Teaching Philosophy

The simple fact is, I love playing the violin. I love sound, I love phrasing a melodic line and I love communicating with an audience. I love even the most mundane aspects of practicing! If you are like me, the rest is teachable…

Technique, or the physical means by which a violinist communicates emotion through his or her instrument is a combination of physics and athletics. Therefore, there is a logic to, as well as a feeling we can associate with how we create and transmit sound. I believe that by simplifying the combination of these two phenomena, by diluting technique to it’s most essential components, a musician can more efficiently and directly connect with his or her audience.

I believe that through EFFICIENT practice, the violin can be mastered and performance can be fun! Hard work (hours) cannot be overrated nor can it be ignored but more important is focused awareness. One can practice many hours and learn nothing but 3-4 hours of conscious work every day WILL lead to amazing improvement.

I believe that in this day and age, a musician must master all genres of performance.
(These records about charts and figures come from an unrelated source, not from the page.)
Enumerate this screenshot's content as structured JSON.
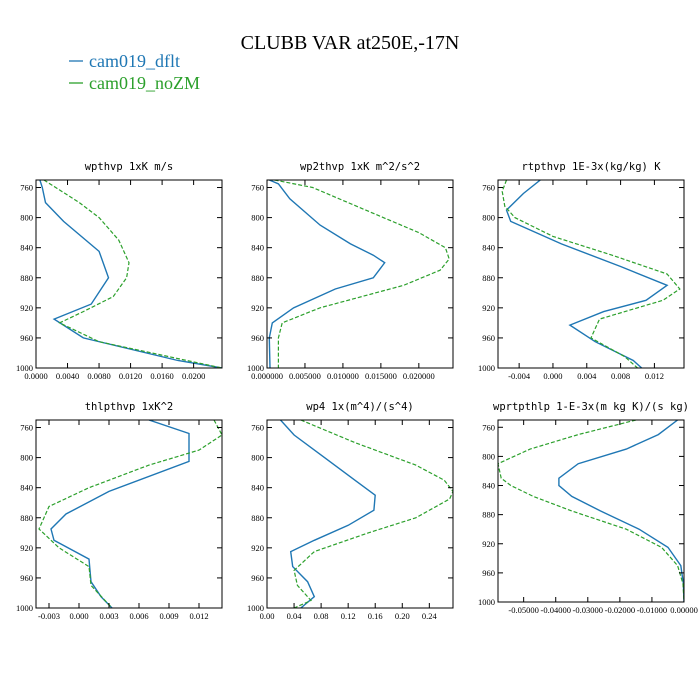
{
  "figure": {
    "title": "CLUBB VAR at250E,-17N",
    "legend": [
      {
        "label": "cam019_dflt",
        "color": "#1f77b4",
        "dash": "solid"
      },
      {
        "label": "cam019_noZM",
        "color": "#2ca02c",
        "dash": "dashed"
      }
    ]
  },
  "chart_data": [
    {
      "type": "line",
      "title": "wpthvp  1xK m/s",
      "xticks": [
        "0.0000",
        "0.0040",
        "0.0080",
        "0.0120",
        "0.0160",
        "0.0200"
      ],
      "yticks": [
        "760",
        "800",
        "840",
        "880",
        "920",
        "960",
        "1000"
      ],
      "xlim": [
        0,
        0.0236
      ],
      "ylim": [
        750,
        1000
      ],
      "y_inverted": true,
      "series": [
        {
          "name": "cam019_dflt",
          "y": [
            750,
            760,
            780,
            805,
            845,
            880,
            915,
            935,
            960,
            990,
            1000
          ],
          "x": [
            0.0005,
            0.0008,
            0.0012,
            0.0035,
            0.008,
            0.0092,
            0.007,
            0.0023,
            0.006,
            0.018,
            0.0236
          ]
        },
        {
          "name": "cam019_noZM",
          "y": [
            750,
            760,
            780,
            800,
            830,
            860,
            880,
            905,
            925,
            940,
            965,
            1000
          ],
          "x": [
            0.001,
            0.0025,
            0.0055,
            0.008,
            0.0105,
            0.0118,
            0.0115,
            0.0098,
            0.006,
            0.003,
            0.008,
            0.0236
          ]
        }
      ]
    },
    {
      "type": "line",
      "title": "wp2thvp  1xK m^2/s^2",
      "xticks": [
        "0.000000",
        "0.005000",
        "0.010000",
        "0.015000",
        "0.020000"
      ],
      "yticks": [
        "760",
        "800",
        "840",
        "880",
        "920",
        "960",
        "1000"
      ],
      "xlim": [
        0,
        0.0245
      ],
      "ylim": [
        750,
        1000
      ],
      "y_inverted": true,
      "series": [
        {
          "name": "cam019_dflt",
          "y": [
            750,
            755,
            775,
            810,
            835,
            850,
            860,
            880,
            895,
            920,
            940,
            960,
            1000
          ],
          "x": [
            0.0003,
            0.0015,
            0.003,
            0.007,
            0.011,
            0.014,
            0.0155,
            0.014,
            0.009,
            0.0035,
            0.0007,
            0.0003,
            0.0004
          ]
        },
        {
          "name": "cam019_noZM",
          "y": [
            750,
            760,
            790,
            820,
            840,
            855,
            870,
            890,
            920,
            940,
            960,
            1000
          ],
          "x": [
            0.001,
            0.006,
            0.013,
            0.02,
            0.0235,
            0.024,
            0.0228,
            0.018,
            0.007,
            0.002,
            0.0015,
            0.0015
          ]
        }
      ]
    },
    {
      "type": "line",
      "title": "rtpthvp  1E-3x(kg/kg) K",
      "xticks": [
        "-0.004",
        "0.000",
        "0.004",
        "0.008",
        "0.012"
      ],
      "yticks": [
        "760",
        "800",
        "840",
        "880",
        "920",
        "960",
        "1000"
      ],
      "xlim": [
        -0.0065,
        0.0155
      ],
      "ylim": [
        750,
        1000
      ],
      "y_inverted": true,
      "series": [
        {
          "name": "cam019_dflt",
          "y": [
            750,
            768,
            790,
            805,
            835,
            865,
            890,
            910,
            925,
            943,
            965,
            990,
            1000
          ],
          "x": [
            -0.0015,
            -0.0035,
            -0.0055,
            -0.005,
            0.001,
            0.008,
            0.0135,
            0.011,
            0.006,
            0.002,
            0.005,
            0.0095,
            0.0105
          ]
        },
        {
          "name": "cam019_noZM",
          "y": [
            750,
            765,
            785,
            800,
            825,
            850,
            875,
            895,
            910,
            935,
            960,
            985,
            1000
          ],
          "x": [
            -0.0055,
            -0.006,
            -0.0057,
            -0.0045,
            0.0,
            0.007,
            0.0135,
            0.015,
            0.013,
            0.0055,
            0.0045,
            0.0085,
            0.01
          ]
        }
      ]
    },
    {
      "type": "line",
      "title": "thlpthvp  1xK^2",
      "xticks": [
        "-0.003",
        "0.000",
        "0.003",
        "0.006",
        "0.009",
        "0.012"
      ],
      "yticks": [
        "760",
        "800",
        "840",
        "880",
        "920",
        "960",
        "1000"
      ],
      "xlim": [
        -0.0043,
        0.0143
      ],
      "ylim": [
        750,
        1000
      ],
      "y_inverted": true,
      "series": [
        {
          "name": "cam019_dflt",
          "y": [
            750,
            768,
            805,
            845,
            875,
            895,
            910,
            935,
            965,
            985,
            1000
          ],
          "x": [
            0.007,
            0.011,
            0.011,
            0.003,
            -0.0013,
            -0.0028,
            -0.0025,
            0.001,
            0.0012,
            0.0022,
            0.0033
          ]
        },
        {
          "name": "cam019_noZM",
          "y": [
            750,
            770,
            790,
            810,
            840,
            865,
            895,
            920,
            945,
            970,
            1000
          ],
          "x": [
            0.0135,
            0.0143,
            0.012,
            0.007,
            0.001,
            -0.003,
            -0.004,
            -0.002,
            0.001,
            0.0012,
            0.0033
          ]
        }
      ]
    },
    {
      "type": "line",
      "title": "wp4  1x(m^4)/(s^4)",
      "xticks": [
        "0.00",
        "0.04",
        "0.08",
        "0.12",
        "0.16",
        "0.20",
        "0.24"
      ],
      "yticks": [
        "760",
        "800",
        "840",
        "880",
        "920",
        "960",
        "1000"
      ],
      "xlim": [
        0,
        0.275
      ],
      "ylim": [
        750,
        1000
      ],
      "y_inverted": true,
      "series": [
        {
          "name": "cam019_dflt",
          "y": [
            750,
            770,
            800,
            830,
            850,
            870,
            890,
            910,
            925,
            945,
            965,
            985,
            1000
          ],
          "x": [
            0.02,
            0.04,
            0.085,
            0.13,
            0.16,
            0.158,
            0.12,
            0.07,
            0.035,
            0.038,
            0.06,
            0.07,
            0.05
          ]
        },
        {
          "name": "cam019_noZM",
          "y": [
            750,
            780,
            810,
            830,
            845,
            855,
            880,
            900,
            925,
            950,
            970,
            990,
            1000
          ],
          "x": [
            0.05,
            0.13,
            0.22,
            0.262,
            0.275,
            0.27,
            0.22,
            0.15,
            0.07,
            0.04,
            0.045,
            0.065,
            0.04
          ]
        }
      ]
    },
    {
      "type": "line",
      "title": "wprtpthlp  1-E-3x(m kg K)/(s kg)",
      "xticks": [
        "-0.05000",
        "-0.04000",
        "-0.03000",
        "-0.02000",
        "-0.01000",
        "0.00000"
      ],
      "yticks": [
        "760",
        "800",
        "840",
        "880",
        "920",
        "960",
        "1000"
      ],
      "xlim": [
        -0.058,
        0
      ],
      "ylim": [
        750,
        1000
      ],
      "y_inverted": true,
      "series": [
        {
          "name": "cam019_dflt",
          "y": [
            750,
            770,
            790,
            810,
            830,
            840,
            855,
            875,
            900,
            925,
            950,
            975,
            1000
          ],
          "x": [
            -0.002,
            -0.008,
            -0.018,
            -0.033,
            -0.039,
            -0.039,
            -0.035,
            -0.026,
            -0.014,
            -0.005,
            -0.001,
            -0.0002,
            0.0
          ]
        },
        {
          "name": "cam019_noZM",
          "y": [
            750,
            770,
            790,
            810,
            830,
            840,
            855,
            875,
            900,
            925,
            950,
            975,
            1000
          ],
          "x": [
            -0.015,
            -0.033,
            -0.048,
            -0.058,
            -0.057,
            -0.054,
            -0.047,
            -0.035,
            -0.018,
            -0.007,
            -0.002,
            -0.0003,
            0.0
          ]
        }
      ]
    }
  ]
}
Solo works must be explored to test a violinist’s technical prowess and musicianship. Chamber music must also be studied to learn communication skills and enrich the soul. However, the importance of learning the standard orchestral repertoire and it’s science of performance must be of equal importance. I believe a teacher must be able to help a student master all three avenues of performance, as well as lay a foundation for how the student might approach teaching future generations. Only through a “flat” (A la Thomas Friedman) educational experience can a musician survive in today’s competitive climate.